Les âges du vieillissement et les priorités de vie

 

Afin de mieux cerner les besoins et les difficultés liés au vieillissement de la population LGBT, il est nécessaire de décrire les étapes par lesquelles chacun de nous peut passer.

Il est certain que chaque cas est unique et que ces étapes ne sont là que pour situer des besoins et des priorités ; la vieillesse est très inégalitaire et aura des conséquences très différentes selon l'état de santé et l'environnement matériel et affectif.

Parler de sa vieillesse et anticiper son mode de vie est pour certain(e)s trop anxiogène ; le déni est alors la pratique qui permet d'échapper à cette situation, mais il est utile de préciser que dans ce cas, les choix seront fait par des tiers plus ou moins proches : parent, médecin, assistante sociale, tuteur...

 

Un grand facteur de différenciation des situations est le fait de vivre en couple ou-bien d'être célibataire. Toutes les études montrent que la vie a deux permet d'avoir un vieillissement moins hâtif et permet de mieux réagir dans les moments difficiles.

 

D'autre part les étapes citées ci-dessous ne sont pas associées à des âges précis, car là aussi, le vieillissement ne se fait pas au même rythme pour tous. Certains d'entre nous conserveront une parfaite forme physique et un esprit vif très longtemps, d'autres sont moins gâtés par leur capital génétique ou par un mode de vie qui les aura usé prématurément.

 

Un point important pour la population gay, est l'impact du SIDA sur le vieillissement. Des études montreraient une accélération de ce processus.

 

Enfin, les études américaines montrent que la population LGBT vit dans des conditions de plus grande précarité et de plus grand isolement que la population globale et a une plus faible tendance à consulter des médecins par crainte de dévoiler son orientation sexuelle.

 

La spiritualité est une composante intime de la vie de chacun ; il est indéniable que pour certain(e)s ce sera un grand secours pour affronter sa fin de vie.

 

 

 

Etape 1 : L'âge de la retraite

 

Pour certains une libération, pour d'autres une zone de turbulence et d'angoisse.

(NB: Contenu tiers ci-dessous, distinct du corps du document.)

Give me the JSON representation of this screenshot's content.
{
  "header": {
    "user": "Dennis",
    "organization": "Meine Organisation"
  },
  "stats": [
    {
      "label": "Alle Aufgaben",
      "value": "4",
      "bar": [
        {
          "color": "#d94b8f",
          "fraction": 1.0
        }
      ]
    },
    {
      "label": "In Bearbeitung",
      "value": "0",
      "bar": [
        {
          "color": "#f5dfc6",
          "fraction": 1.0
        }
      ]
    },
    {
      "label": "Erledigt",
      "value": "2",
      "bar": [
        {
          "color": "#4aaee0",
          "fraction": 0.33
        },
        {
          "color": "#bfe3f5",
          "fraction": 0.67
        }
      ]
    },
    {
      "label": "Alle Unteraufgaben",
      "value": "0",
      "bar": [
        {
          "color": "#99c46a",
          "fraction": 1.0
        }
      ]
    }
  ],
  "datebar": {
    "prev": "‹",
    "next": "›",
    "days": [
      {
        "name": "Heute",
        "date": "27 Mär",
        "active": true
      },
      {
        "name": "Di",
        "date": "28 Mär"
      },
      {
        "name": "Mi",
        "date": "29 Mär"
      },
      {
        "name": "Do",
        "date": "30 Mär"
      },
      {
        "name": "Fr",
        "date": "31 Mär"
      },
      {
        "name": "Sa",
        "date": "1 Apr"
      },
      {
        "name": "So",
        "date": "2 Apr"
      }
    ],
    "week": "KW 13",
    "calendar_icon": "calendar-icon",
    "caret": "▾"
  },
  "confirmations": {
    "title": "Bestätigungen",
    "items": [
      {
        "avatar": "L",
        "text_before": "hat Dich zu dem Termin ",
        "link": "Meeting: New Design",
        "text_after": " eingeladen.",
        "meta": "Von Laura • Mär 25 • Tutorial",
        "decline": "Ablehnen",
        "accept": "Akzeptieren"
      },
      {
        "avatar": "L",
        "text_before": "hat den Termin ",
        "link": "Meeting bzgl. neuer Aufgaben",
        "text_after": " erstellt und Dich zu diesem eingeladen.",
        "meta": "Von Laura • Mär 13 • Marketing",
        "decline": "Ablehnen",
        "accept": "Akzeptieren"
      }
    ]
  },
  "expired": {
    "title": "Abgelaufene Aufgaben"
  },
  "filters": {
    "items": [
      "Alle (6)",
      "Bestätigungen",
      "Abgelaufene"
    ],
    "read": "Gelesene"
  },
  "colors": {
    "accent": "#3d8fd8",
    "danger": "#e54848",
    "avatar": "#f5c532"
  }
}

Il y a aussi tous ceux qui n'avaient pas d'activités, et pour qui, ce moment correspond à faire le deuil d'une activité rémunérée. Notre société tend à repousser ce moment de plus en plus tard et dans certains pays, conserver une activité rémunérée est une obligation pour pouvoir survivre.

 

L'analyse de ses revenus est un point très important et décidera des choix futurs. A quel âge prendre sa retraite, faire valoir un droit à une pension de réversion, voir les aides et anticiper les dossiers de demande d'allocations...

 

Les priorités de vie à ce moment là sont :

- conserver un rôle social, s'impliquer dans la vie publique, associative

-  et/ou réaliser un rêve de départ, d'une nouvelle vie ailleurs

- et/ou s'occuper de soi et prendre le temps de faire ce qui a été repoussé : écrire un livre, reprendre des études ou une activité...

 

Ces choix sont guidés par le caractère de la personne mais aussi par ses revenus et sa santé.

 

Les choix de changement d'habitat seront pour certains irréversibles. Je pense à un couple de parisien qui part à la retraite en province ou à l'étranger. Le retour sur Paris, s'il n'a pas été prévu dès le départ sera pour la plupart impossible pour des raisons de coûts, ou se fera dans des conditions très difficiles.

 

Les personnes étant généralement autonomes, la proximité des différentes ressources ne pose pas en général de problème. Les déplacements peuvent être effectués sans difficulté.

 

Points forts :

- Réaliser ses rêves

- S'impliquer dans un rôle associatif ou social

- Calculer ses revenus : pensions, aides, allocations...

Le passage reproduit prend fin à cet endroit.